Woodward-Granger baseball recap: Young Hawks flew late
Just like the basketball program, Woodward-Granger baseball is still reeling from the loss of an entire unit. But now with two years of a new group playing together, the future may be on the horizon after suffering the school’s first losing season in almost a decade.
A seventh place finish in the West Central Conference is not the worst a team can do. There’s still four more ranks to fall before the bottom, but with a 6-14 league record and 10-15 overall finish marks a progressive low for the Hawks. But with a win percentage of .400, this marks the first losing season for the program since 2014.
Since 2019, Woodward’s win totals have only fallen. Going from 23 to 18 to 14 and to 10 wins this year, the signs of a graduation cycle that hopes to turn around just like in 2015 when the Hawks started a streak of seven straight winning seasons.

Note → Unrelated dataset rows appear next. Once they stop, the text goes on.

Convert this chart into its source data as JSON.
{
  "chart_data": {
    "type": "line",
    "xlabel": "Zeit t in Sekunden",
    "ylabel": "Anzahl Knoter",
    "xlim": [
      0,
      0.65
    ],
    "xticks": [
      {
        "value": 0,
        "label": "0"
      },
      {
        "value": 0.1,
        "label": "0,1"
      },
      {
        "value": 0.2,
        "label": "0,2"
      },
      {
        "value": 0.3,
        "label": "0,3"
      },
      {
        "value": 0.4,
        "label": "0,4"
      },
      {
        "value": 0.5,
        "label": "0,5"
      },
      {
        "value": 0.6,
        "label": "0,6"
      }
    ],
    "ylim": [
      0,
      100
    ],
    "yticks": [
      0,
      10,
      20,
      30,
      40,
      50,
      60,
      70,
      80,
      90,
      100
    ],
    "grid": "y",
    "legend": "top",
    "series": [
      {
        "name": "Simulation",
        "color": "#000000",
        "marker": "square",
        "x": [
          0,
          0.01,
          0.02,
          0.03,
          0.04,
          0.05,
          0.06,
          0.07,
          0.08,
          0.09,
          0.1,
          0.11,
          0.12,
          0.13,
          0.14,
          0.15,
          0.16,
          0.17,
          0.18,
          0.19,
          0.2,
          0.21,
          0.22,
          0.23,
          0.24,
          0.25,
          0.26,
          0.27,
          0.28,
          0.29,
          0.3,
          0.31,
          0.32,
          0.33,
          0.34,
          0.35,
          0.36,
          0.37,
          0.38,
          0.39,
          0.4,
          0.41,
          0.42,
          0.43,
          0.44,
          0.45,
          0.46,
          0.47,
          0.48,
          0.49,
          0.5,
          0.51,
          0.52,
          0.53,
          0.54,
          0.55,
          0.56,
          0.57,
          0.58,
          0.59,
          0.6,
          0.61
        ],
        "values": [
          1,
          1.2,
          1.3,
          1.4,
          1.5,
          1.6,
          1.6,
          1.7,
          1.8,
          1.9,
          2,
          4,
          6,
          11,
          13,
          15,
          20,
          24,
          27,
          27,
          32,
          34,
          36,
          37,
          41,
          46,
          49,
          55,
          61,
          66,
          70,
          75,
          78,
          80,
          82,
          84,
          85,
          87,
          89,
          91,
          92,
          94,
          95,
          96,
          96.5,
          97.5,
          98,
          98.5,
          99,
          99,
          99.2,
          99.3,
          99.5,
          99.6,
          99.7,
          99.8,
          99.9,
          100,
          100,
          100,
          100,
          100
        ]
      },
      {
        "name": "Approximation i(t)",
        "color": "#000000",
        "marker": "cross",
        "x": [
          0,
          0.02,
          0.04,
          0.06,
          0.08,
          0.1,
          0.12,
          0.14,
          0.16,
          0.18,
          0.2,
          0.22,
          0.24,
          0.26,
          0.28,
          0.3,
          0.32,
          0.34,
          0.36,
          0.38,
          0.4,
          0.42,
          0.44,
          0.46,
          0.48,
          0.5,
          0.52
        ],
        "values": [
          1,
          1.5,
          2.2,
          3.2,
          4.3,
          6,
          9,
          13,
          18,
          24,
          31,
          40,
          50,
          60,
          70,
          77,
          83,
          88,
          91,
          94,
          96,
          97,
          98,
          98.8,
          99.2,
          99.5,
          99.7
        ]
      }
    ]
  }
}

A big focus moving forward is finding early momentum and keeping it.
Before the last two weeks of the season, the Hawks couldn’t win more than two games in a row and even had a nine game losing stretch. But in the final weeks of the year, they went 4-1 to close the regular season and then parlayed that into two more postseason wins before losing to the state champion. Schedule variation certainly plays a role, but the Hawks showed they can get in a groove and salvaged the season from a higher fall.
Nardini Bros and Co.
During the team’s 6-1 stretch heading into the regional semifinals, Collin and Brody Nardini were at the height of their power.
Brody would pick up two shutout wins in two starts against Ogden and West Central Valley, throwing 18 strikeouts in just 10.2 innings and allowing zero runs. He was 2-4 the rest of the season in eight starts.
In those seven total games, he was almost just as strong at the plate, racking up 17 hits in 29 at bats for a .586 batting average. Compare that to his season average of .404, it’s not a stretch to say Brody was on a whole other level for those final games of the season and a proof of concept that 2023 could have bigger things in store if that kind of play stays.
Collin’s 10 hits may pale in comparison but a seven game hitting streak is an accomplishment in its own right. He would also have one of his best days at the plate to help propel a 12-3 win thanks to his team-high four hits against the Chargers. And like his brother, also notched two wins from the mound. He was 2-2 the rest of the season as a starting pitcher.
The best of their hot performances? They still have one more season as Hawks.
The Nardinis aren’t the only ones that can come back for 2023, though. In fact, Don David was the team’s only rostered senior this year.
The team’s fourth-ranked batter in total bases and batting average, and third in runs batted in, the two-year starter certainly leaves a gap at second base. But with 89 percent of at-bats returning, there’s an abundance of young talent that hopes to help move forward as a bonded unit.
Brody Nardini may have had the team’s hottest bat in the final stage of the season, but it was sophomore first baseman Sam Sejnoha that had the complete package from start to finish this year. On an at-bat basis, Sejnoha averaged .57 bases compared to Nardini’s .54 rate. The first baseman also held a .418 batting average and .489 on-base percentage, both team-leading rates.
On the mound, sophomore Nick Rees was the only other pitcher not named Nardini to record a win. He was 2-2 overall. And though he didn’t pick up the win, eighth-grader Brody Worley was responsible for six strikeouts in three innings against Earlham, showing some of the DNA he shares with former all-conference ace Brandon Worley.